The average Alexa music recommender conversation comprises roughly four Alexa prompts and customer responses, but not everyone wants to end the conversation so soon, says Luo. “I’ve seen conversations in which the customer is exploring music, or playing with Alexa, reach close to 100 turns!”

And this variety of customer goals is built into the system, Ye adds: “It’s not black and white, where the system decides it’s asked enough questions and just starts offering music samples. The system can take the lead, or the customer can take the lead. It’s very fluid.”

Looking ahead

While the ML-led improvements are already substantial, the team says there is plenty of scope to do more in future. “We are exploring reward functions beyond ‘prompt usefulness’ in a current project, and also which conversational actions are better for helping users reach a successful playback,” says Luo.

The team is also exploring the potential of incorporating sentiment analysis — picking up how a customer is feeling about something based on what they say and how they say it. For example, there’s a difference between a customer responding “Hmm, OK”, “Yes”, “YES!” or “Brilliant, I love it” to an Alexa suggestion.
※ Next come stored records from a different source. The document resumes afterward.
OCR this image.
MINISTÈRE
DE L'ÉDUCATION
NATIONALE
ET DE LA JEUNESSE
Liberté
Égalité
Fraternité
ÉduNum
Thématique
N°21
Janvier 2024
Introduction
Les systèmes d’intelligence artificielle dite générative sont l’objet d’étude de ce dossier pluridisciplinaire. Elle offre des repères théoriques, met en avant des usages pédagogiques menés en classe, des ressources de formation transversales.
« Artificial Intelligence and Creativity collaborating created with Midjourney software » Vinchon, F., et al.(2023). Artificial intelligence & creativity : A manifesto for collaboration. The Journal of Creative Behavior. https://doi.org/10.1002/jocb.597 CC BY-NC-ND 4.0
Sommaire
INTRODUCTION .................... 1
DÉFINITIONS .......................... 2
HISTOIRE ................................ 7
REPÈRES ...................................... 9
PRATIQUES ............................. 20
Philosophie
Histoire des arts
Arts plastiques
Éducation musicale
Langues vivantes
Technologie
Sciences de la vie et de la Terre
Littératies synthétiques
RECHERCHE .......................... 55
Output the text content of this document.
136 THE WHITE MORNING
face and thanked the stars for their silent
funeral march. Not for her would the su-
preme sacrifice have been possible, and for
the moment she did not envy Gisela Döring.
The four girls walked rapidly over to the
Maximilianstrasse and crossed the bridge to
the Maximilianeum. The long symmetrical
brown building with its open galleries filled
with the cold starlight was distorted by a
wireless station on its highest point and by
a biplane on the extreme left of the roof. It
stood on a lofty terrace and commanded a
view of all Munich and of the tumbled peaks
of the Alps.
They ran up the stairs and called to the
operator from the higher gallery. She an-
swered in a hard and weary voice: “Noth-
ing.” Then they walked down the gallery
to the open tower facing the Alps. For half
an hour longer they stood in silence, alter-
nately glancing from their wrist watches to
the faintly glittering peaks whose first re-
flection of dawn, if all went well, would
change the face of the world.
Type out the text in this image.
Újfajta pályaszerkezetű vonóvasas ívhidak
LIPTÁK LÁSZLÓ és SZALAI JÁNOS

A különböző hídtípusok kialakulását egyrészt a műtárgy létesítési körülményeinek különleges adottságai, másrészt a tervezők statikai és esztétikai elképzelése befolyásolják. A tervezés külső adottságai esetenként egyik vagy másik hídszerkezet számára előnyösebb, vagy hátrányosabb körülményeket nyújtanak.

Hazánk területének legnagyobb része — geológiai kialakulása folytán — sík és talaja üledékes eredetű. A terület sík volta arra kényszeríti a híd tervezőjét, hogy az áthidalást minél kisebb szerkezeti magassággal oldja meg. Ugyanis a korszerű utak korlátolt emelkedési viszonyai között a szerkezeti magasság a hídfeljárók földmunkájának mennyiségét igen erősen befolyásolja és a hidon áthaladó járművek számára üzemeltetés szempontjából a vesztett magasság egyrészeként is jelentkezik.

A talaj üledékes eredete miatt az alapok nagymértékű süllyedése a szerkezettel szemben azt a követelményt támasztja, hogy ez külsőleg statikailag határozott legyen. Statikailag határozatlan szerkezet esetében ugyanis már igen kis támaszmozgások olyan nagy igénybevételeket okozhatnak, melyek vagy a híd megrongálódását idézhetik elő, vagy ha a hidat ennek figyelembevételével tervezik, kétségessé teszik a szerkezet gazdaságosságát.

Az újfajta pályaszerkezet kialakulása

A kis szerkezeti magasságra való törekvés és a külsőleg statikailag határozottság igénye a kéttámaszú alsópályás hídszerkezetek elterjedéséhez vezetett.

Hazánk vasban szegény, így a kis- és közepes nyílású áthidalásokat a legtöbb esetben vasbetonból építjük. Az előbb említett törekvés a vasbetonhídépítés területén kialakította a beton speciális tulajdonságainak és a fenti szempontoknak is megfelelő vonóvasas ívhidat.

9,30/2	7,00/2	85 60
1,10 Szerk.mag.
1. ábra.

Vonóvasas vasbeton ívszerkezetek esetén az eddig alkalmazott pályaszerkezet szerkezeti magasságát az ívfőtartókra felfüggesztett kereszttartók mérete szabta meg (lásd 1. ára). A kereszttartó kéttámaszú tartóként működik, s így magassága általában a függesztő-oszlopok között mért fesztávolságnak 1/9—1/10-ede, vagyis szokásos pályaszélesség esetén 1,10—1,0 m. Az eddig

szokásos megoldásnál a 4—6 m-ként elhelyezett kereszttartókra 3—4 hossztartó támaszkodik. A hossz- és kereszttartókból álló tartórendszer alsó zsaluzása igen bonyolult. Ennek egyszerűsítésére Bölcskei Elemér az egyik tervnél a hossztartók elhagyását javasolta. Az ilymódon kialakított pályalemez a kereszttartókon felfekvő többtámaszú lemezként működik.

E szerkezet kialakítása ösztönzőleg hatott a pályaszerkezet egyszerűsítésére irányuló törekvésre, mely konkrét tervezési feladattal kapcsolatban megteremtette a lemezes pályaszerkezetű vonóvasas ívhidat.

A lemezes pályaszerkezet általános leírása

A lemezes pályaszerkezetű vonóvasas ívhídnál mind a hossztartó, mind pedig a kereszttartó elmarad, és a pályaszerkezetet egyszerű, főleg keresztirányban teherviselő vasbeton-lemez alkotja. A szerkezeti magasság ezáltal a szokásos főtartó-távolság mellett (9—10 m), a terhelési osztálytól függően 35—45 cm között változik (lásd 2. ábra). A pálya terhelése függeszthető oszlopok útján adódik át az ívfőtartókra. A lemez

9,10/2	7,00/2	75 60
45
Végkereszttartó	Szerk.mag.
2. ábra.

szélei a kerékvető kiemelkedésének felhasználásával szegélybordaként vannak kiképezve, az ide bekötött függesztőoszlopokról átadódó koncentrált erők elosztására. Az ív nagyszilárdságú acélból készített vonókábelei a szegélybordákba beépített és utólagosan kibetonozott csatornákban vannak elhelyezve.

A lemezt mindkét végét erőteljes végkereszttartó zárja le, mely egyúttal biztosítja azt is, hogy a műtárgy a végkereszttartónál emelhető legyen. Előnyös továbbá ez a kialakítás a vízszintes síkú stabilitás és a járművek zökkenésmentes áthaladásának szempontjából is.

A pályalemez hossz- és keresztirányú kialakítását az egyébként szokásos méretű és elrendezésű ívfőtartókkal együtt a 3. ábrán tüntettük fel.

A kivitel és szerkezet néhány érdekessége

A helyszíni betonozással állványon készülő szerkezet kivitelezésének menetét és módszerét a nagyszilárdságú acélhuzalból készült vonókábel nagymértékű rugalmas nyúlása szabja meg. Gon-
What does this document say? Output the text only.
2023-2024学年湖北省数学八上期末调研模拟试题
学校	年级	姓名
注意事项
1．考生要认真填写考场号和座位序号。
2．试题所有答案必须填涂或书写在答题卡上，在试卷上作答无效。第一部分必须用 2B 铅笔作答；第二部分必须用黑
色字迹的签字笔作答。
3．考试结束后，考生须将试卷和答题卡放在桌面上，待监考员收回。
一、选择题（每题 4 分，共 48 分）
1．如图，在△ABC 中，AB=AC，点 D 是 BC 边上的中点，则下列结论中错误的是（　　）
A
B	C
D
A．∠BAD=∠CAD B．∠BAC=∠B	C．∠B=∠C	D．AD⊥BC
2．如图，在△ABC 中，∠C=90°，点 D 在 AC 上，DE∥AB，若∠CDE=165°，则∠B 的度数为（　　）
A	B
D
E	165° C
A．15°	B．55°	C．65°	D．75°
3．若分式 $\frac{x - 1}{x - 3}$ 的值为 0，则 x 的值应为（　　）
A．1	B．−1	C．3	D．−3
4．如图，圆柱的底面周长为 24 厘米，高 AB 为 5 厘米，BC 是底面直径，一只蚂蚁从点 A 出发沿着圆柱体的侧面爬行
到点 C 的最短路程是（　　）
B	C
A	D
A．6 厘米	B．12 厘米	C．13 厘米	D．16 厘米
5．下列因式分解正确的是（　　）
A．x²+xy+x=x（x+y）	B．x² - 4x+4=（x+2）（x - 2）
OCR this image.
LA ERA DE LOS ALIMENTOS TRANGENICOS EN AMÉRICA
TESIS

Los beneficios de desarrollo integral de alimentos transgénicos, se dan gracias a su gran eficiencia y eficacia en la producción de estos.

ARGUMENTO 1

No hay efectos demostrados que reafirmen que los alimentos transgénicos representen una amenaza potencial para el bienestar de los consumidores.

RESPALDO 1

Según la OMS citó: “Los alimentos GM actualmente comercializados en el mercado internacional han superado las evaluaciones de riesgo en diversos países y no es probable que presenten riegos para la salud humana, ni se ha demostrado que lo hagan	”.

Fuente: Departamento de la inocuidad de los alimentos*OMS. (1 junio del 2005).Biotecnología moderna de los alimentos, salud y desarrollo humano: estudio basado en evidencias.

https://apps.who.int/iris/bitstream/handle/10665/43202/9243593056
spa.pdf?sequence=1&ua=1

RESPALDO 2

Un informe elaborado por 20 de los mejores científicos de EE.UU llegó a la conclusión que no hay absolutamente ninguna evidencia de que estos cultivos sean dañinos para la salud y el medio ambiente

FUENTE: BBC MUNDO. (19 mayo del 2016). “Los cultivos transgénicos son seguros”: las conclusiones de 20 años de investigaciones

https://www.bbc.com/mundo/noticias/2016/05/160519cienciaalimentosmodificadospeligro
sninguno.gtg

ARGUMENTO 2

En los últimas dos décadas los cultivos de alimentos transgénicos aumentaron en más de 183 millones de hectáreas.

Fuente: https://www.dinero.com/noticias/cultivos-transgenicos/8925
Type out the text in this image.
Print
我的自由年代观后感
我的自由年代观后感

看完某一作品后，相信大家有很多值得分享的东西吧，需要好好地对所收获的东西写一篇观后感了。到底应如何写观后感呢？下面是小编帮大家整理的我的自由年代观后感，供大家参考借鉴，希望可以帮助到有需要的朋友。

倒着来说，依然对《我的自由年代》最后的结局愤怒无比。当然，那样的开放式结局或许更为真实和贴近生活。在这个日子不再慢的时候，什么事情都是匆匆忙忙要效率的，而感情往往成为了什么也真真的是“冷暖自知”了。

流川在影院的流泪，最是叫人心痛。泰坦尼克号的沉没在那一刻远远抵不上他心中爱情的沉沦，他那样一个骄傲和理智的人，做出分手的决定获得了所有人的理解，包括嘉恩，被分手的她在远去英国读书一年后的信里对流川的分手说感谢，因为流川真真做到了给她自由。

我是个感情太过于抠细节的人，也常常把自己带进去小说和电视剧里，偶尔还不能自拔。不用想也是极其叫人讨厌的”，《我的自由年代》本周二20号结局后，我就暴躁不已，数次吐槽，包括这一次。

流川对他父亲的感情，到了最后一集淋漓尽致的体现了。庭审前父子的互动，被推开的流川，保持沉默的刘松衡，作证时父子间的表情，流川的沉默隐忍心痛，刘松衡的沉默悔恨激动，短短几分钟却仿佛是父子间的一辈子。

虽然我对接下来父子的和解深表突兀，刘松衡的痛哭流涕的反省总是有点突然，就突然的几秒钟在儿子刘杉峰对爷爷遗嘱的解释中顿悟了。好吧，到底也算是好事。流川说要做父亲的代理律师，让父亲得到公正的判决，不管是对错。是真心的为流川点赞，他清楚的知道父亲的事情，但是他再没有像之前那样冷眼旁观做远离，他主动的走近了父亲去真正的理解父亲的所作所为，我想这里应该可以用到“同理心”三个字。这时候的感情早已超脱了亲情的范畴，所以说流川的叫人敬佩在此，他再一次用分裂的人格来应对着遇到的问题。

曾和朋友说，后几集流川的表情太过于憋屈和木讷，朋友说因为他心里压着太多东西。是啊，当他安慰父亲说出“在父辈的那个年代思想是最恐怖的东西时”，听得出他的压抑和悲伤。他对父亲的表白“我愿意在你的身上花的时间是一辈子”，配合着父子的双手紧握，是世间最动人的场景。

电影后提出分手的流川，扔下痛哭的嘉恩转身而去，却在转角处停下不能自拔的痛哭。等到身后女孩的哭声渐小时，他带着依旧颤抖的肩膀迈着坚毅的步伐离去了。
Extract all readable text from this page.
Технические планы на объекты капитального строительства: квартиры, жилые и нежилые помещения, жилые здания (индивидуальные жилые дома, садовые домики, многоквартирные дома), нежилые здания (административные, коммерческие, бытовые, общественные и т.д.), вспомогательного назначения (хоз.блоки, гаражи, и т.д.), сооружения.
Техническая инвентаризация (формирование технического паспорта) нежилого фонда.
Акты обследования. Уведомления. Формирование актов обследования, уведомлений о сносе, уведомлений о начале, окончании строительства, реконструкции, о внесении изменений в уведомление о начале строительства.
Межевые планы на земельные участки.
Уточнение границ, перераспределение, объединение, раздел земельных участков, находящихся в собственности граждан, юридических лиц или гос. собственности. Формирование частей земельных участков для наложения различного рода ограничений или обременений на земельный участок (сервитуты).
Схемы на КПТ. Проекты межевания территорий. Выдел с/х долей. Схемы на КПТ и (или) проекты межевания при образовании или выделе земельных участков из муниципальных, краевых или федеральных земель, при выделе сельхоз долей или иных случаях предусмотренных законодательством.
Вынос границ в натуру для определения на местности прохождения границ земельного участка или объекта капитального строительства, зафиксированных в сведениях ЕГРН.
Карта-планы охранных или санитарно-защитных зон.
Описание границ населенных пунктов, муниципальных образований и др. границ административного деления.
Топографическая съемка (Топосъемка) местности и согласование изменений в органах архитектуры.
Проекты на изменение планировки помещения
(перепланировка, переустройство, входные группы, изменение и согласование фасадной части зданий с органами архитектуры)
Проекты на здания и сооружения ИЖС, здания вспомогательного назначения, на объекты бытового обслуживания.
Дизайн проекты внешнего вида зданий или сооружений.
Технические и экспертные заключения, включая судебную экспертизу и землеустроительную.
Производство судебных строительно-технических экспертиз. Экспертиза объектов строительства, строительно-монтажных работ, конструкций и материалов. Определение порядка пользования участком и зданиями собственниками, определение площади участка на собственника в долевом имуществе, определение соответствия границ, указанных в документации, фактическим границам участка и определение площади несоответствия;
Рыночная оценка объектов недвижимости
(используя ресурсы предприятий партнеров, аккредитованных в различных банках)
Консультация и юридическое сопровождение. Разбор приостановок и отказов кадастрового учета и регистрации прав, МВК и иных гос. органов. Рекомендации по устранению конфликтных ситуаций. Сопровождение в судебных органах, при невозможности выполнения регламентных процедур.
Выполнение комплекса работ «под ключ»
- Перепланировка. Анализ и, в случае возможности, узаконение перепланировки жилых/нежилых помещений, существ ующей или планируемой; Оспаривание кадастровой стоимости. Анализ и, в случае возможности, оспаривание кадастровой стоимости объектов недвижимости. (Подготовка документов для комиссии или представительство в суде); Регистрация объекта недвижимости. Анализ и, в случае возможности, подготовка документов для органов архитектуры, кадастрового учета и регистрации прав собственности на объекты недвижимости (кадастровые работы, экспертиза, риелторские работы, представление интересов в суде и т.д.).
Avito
The conversational experience adapts the response phrasing and tone-of-voice as the conversation progresses to provide a more empathetic conversational experience for the user. “We estimate how close the customer is getting to the goal of finding their music based on a number of factors that include the sentiment of past responses, estimates on how well we understood them, and how confident we are that the sample candidates match their desires,” explained Ed Bueche, senior principal engineer for Amazon Music.

Those factors are rolled into a score that is used to adjust the empathy of the response. “In general, our conversational effort strives to balance cutting edge science and technology with real customer impact,” Bueche said. “We’ve had a number of great partnerships with other research, UX, and engineering teams within Amazon.”